Van Epps is the adoptive mother to three foster children, and says her mantra for promoting attachment has been ‘nurture more; control less’.
Saying sorry when we’ve messed up as parents is an act of nurture—it makes our kids feel cared for and listened to. It protects the intimate bond between parent and child.
Finally, saying sorry just feels better. ‘Apologising forces me to focus on my kids instead of myself, and in the end, we all feel better,’ says Van Epps.
Of course, it’s best if we don’t lose our temper, or fight in front of the kids, or any other number of things we never intend to do. But if we’re quick to apologise to our children, it not only models good behaviour, it reminds our kids that they are far more important than our pride.
The Five Languages of an Apology
Gary Chapman, author of The Five Love Languages, says there are also five ways to say sorry. To make an apology effective, we must tune in to how the person will receive it.
1 Expressing regret—‘I am sorry’: You need to hear the words ‘I am sorry’, along with the sincerity that goes along with it.
2 Accepting responsibility—‘I was wrong’: It will be especially meaningful to you to have the other person fully admit their mistake, without self-justification or excuses.
3 Genuine repentance—‘I want to change’: It will be especially meaningful for you to have the other person take responsibility for what they have done, along with a plan and tangible steps for action so that it will not happen again.

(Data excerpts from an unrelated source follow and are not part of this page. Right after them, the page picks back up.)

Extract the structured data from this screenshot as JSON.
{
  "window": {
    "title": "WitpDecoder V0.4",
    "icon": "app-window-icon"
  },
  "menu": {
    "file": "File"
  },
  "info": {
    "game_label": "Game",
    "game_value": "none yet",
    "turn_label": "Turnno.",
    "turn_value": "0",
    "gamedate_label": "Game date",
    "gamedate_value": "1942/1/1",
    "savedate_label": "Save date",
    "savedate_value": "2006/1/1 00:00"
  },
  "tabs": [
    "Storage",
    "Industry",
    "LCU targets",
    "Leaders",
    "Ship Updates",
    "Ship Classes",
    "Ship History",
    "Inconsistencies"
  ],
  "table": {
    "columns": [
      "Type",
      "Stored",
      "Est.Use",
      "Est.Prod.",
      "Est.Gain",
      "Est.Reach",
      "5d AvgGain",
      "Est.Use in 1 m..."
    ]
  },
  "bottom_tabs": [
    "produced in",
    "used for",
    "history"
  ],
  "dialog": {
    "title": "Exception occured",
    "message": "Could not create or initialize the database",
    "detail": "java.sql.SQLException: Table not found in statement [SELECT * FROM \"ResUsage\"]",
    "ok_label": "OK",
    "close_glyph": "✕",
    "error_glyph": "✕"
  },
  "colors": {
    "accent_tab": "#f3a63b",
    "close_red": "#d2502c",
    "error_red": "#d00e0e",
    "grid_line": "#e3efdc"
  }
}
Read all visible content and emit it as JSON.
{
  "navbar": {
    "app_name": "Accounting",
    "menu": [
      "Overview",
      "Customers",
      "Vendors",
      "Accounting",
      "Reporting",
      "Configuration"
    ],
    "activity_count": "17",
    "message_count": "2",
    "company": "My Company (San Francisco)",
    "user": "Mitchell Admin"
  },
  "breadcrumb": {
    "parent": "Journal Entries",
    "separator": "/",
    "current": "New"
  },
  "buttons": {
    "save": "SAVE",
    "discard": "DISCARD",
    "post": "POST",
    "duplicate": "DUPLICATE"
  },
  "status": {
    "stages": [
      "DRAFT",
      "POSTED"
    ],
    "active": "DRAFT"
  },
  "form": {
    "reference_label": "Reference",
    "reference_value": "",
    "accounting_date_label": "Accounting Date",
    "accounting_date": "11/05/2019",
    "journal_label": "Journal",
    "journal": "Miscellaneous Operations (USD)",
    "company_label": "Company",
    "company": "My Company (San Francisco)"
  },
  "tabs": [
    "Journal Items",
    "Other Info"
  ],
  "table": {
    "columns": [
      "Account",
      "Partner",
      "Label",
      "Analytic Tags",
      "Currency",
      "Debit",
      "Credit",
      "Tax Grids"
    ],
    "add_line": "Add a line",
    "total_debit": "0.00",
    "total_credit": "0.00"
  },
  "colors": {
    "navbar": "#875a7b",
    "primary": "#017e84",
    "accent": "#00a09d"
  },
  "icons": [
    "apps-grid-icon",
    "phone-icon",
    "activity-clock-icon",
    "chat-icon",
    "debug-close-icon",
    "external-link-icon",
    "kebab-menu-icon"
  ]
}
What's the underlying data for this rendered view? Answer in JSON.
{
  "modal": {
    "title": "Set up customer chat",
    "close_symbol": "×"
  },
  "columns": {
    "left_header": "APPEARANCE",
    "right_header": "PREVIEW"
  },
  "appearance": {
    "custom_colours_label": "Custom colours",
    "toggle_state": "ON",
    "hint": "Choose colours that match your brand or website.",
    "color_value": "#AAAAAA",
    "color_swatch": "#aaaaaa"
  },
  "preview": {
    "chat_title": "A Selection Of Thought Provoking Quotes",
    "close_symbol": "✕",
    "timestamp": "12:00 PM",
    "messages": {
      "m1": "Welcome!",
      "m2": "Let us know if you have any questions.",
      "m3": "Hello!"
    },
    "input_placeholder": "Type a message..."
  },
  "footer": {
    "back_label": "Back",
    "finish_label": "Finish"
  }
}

4 Making restitution—‘What can I do to make this right?’: It will be especially meaningful to have the other person take practical action, even financial action, to put things right and basically equalise things between you.
5 Requesting forgiveness—‘Please forgive me’: This type of apology is especially meaningful, as it means reaching out for a relationship to be fully restored. If you prefer this kind of apology, it will be especially meaningful to have the other person take the risk of asking for forgiveness.